Текст книги "Саша Чекалин"


Автор книги: Василий Смирнов


Жанр:

   

Военная проза


сообщить о нарушении

Текущая страница: 15 (всего у книги 27 страниц)

ГЛАВА СЕДЬМАЯ

В городе оккупанты. В центре и на прилегающих к площади улицах танки с черными крестами… вереницы рычащих автомашин. Толпятся солдаты… Чужая, отрывистая, словно лающая речь.

Тихо, безлюдно на окраинах. Редко покажется одинокая фигура прохожего. Торопливо, крадучись, проскользнет он вдоль посада – и снова улица кажется вымершей. Только иногда чуть звякнет у колодца ведро, скрипнет калитка, глухо промычит корова в закутке да кое-где скупо заструится в сером осеннем небе дымок из трубы. Лишь внимательный взгляд различит в окне за шевельнувшейся занавеской человеческую фигуру, чуткое ухо уловит за калиткой шорох, тихие голоса…

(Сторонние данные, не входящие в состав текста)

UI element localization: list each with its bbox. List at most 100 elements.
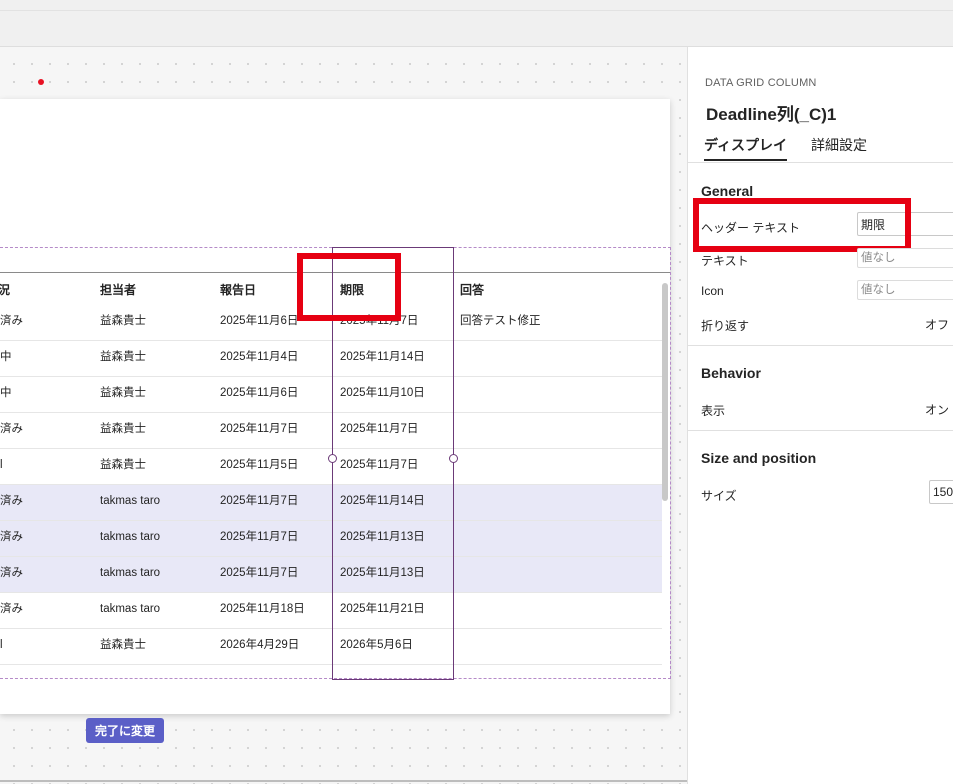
- assignee-cell: 益森貴士: [100, 639, 146, 651]
- assignee-cell: 益森貴士: [100, 423, 146, 435]
- column-header-deadline[interactable]: 期限: [340, 275, 364, 305]
- answer-cell: [460, 413, 640, 448]
- answer-cell: [460, 593, 640, 628]
- canvas-bottom-border: [0, 780, 687, 782]
- visible-label: 表示: [701, 404, 726, 418]
- table-row[interactable]: 済み takmas taro 2025年11月18日 2025年11月21日: [0, 593, 662, 629]
- column-header-answer[interactable]: 回答: [460, 275, 484, 305]
- report-date-cell: 2025年11月18日: [220, 603, 305, 615]
- deadline-cell: 2025年11月13日: [340, 567, 425, 579]
- text-label: テキスト: [701, 254, 749, 268]
- assignee-cell: takmas taro: [100, 567, 161, 579]
- report-date-cell: 2025年11月7日: [220, 567, 299, 579]
- report-date-cell: 2025年11月7日: [220, 531, 299, 543]
- scrollbar-thumb[interactable]: [662, 283, 668, 501]
- grid-top-divider: [0, 272, 670, 273]
- resize-handle-right[interactable]: [449, 454, 458, 463]
- grid-body: 済み 益森貴士 2025年11月6日 2025年11月7日 回答テスト修正中益森貴士 20…: [0, 305, 662, 665]
- deadline-cell: 2025年11月13日: [340, 531, 425, 543]
- table-row[interactable]: 済み takmas taro 2025年11月7日 2025年11月13日: [0, 521, 662, 557]
- column-header-status[interactable]: 況: [0, 275, 10, 305]
- deadline-cell: 2025年11月7日: [340, 459, 419, 471]
- table-row[interactable]: 済み 益森貴士 2025年11月7日 2025年11月7日: [0, 413, 662, 449]
- answer-cell: [460, 557, 640, 592]
- icon-label: Icon: [701, 284, 724, 298]
- assignee-cell: 益森貴士: [100, 315, 146, 327]
- red-dot-marker: [38, 79, 44, 85]
- answer-cell: [460, 449, 640, 484]
- status-cell: 中: [0, 351, 12, 363]
- assignee-cell: 益森貴士: [100, 459, 146, 471]
- answer-cell: 回答テスト修正: [460, 315, 541, 327]
- status-cell: l: [0, 459, 3, 471]
- text-input[interactable]: [857, 248, 953, 268]
- answer-cell: [460, 485, 640, 520]
- status-cell: 済み: [0, 315, 23, 327]
- deadline-cell: 2025年11月21日: [340, 603, 425, 615]
- deadline-cell: 2025年11月14日: [340, 351, 425, 363]
- status-cell: 中: [0, 387, 12, 399]
- answer-cell: [460, 341, 640, 376]
- section-divider-1: [688, 345, 953, 346]
- size-label: サイズ: [701, 489, 737, 503]
- table-row[interactable]: 済み takmas taro 2025年11月7日 2025年11月14日: [0, 485, 662, 521]
- status-cell: 済み: [0, 567, 23, 579]
- resize-handle-left[interactable]: [328, 454, 337, 463]
- visible-toggle[interactable]: オン: [925, 401, 949, 418]
- icon-input[interactable]: [857, 280, 953, 300]
- answer-cell: [460, 377, 640, 412]
- toolbar-divider: [0, 10, 953, 11]
- column-header-assignee[interactable]: 担当者: [100, 275, 136, 305]
- top-toolbar: [0, 0, 953, 47]
- answer-cell: [460, 521, 640, 556]
- status-cell: 済み: [0, 423, 23, 435]
- table-row[interactable]: 済み takmas taro 2025年11月7日 2025年11月13日: [0, 557, 662, 593]
- section-size-position-title: Size and position: [701, 450, 817, 466]
- deadline-cell: 2025年11月10日: [340, 387, 425, 399]
- header-text-label: ヘッダー テキスト: [701, 221, 800, 235]
- header-text-input[interactable]: [857, 212, 953, 236]
- status-cell: 済み: [0, 495, 23, 507]
- table-row[interactable]: 済み 益森貴士 2025年11月6日 2025年11月7日 回答テスト修正: [0, 305, 662, 341]
- deadline-cell: 2025年11月14日: [340, 495, 425, 507]
- assignee-cell: takmas taro: [100, 531, 161, 543]
- deadline-cell: 2026年5月6日: [340, 639, 413, 651]
- report-date-cell: 2025年11月7日: [220, 423, 299, 435]
- table-row[interactable]: 中 益森貴士 2025年11月4日 2025年11月14日: [0, 341, 662, 377]
- deadline-cell: 2025年11月7日: [340, 423, 419, 435]
- size-input[interactable]: [929, 480, 953, 504]
- tab-display[interactable]: ディスプレイ: [704, 135, 788, 161]
- deadline-cell: 2025年11月7日: [340, 315, 419, 327]
- design-canvas[interactable]: 況 担当者 報告日 期限 回答 済み 益森貴士 2025年11月6日 2025年11月…: [0, 47, 687, 784]
- assignee-cell: takmas taro: [100, 603, 161, 615]
- app-screen[interactable]: 況 担当者 報告日 期限 回答 済み 益森貴士 2025年11月6日 2025年11月…: [0, 99, 671, 743]
- answer-cell: [460, 629, 640, 664]
- panel-kicker: DATA GRID COLUMN: [705, 77, 817, 89]
- section-behavior-title: Behavior: [701, 365, 761, 381]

Первый день в городе прошел относительно спокойно. Утром немецкая танковая бригада, грохоча гусеницами, проследовала по шоссе дальше, обстреляла подготовленные на косогоре, безлюдные оборонительные сооружения, восстановила переправу через реку и, оставив подоспевшие моторизованные патрули, ринулась прямо на Черепеть.

Вскоре вдали загремели орудия, но через полчаса отзвуки дальнего боя стихли. Видно было, как над Черепетью поднимались густые клубы черного дыма. Черепеть горела…

В успокоившийся было Лихвин стали подходить пехотные и интендантские части. Гитлеровцы в темно-серых и темно-зеленых шинелях, с металлическими орлами на пилотках и фуражках заполнили город. Размещаясь на постой, сновали они по опустевшим улицам, нагруженные разными домашними вещами из разгромленных квартир. Слышались выстрелы, треск ломаемых дверей, чьи-то крики. Даже ночью слышались шум и треск. Продолжали гореть дома… Небо было зловеще-багровым от ближних и дальних пожарищ. Прошло еще несколько дней, и город принял более спокойный вид. Оккупанты стали обживаться.

Саперы с миноискателями обследовали общественные городские здания, и вскоре над ними забелели фашистские флаги со зловещей черной свастикой.

На перекрестках появились таблички на русском и немецком языках с новыми названиями улиц. На стенах домов и на заборах выделялись афиши тоже со свастикой, провозглашавшие новый порядок в городе.

Запрещалось вечером появляться на улицах города – расстрел. Помогать советским войскам и прятать красноармейцев – расстрел. Нарушать порядок и относиться враждебно к оккупационным властям – расстрел.

Население призывалось мирно сотрудничать с оккупантами. Жителей в Лихвине осталось мало, едва одна треть. Но те, кто остался, хотели жить… Нужно было как-то приспосабливаться к новым условиям жизни. И люди стали приспосабливаться. Одни скрепя сердце и с болью в душе. Другие более спокойно. Стали появляться на улицах.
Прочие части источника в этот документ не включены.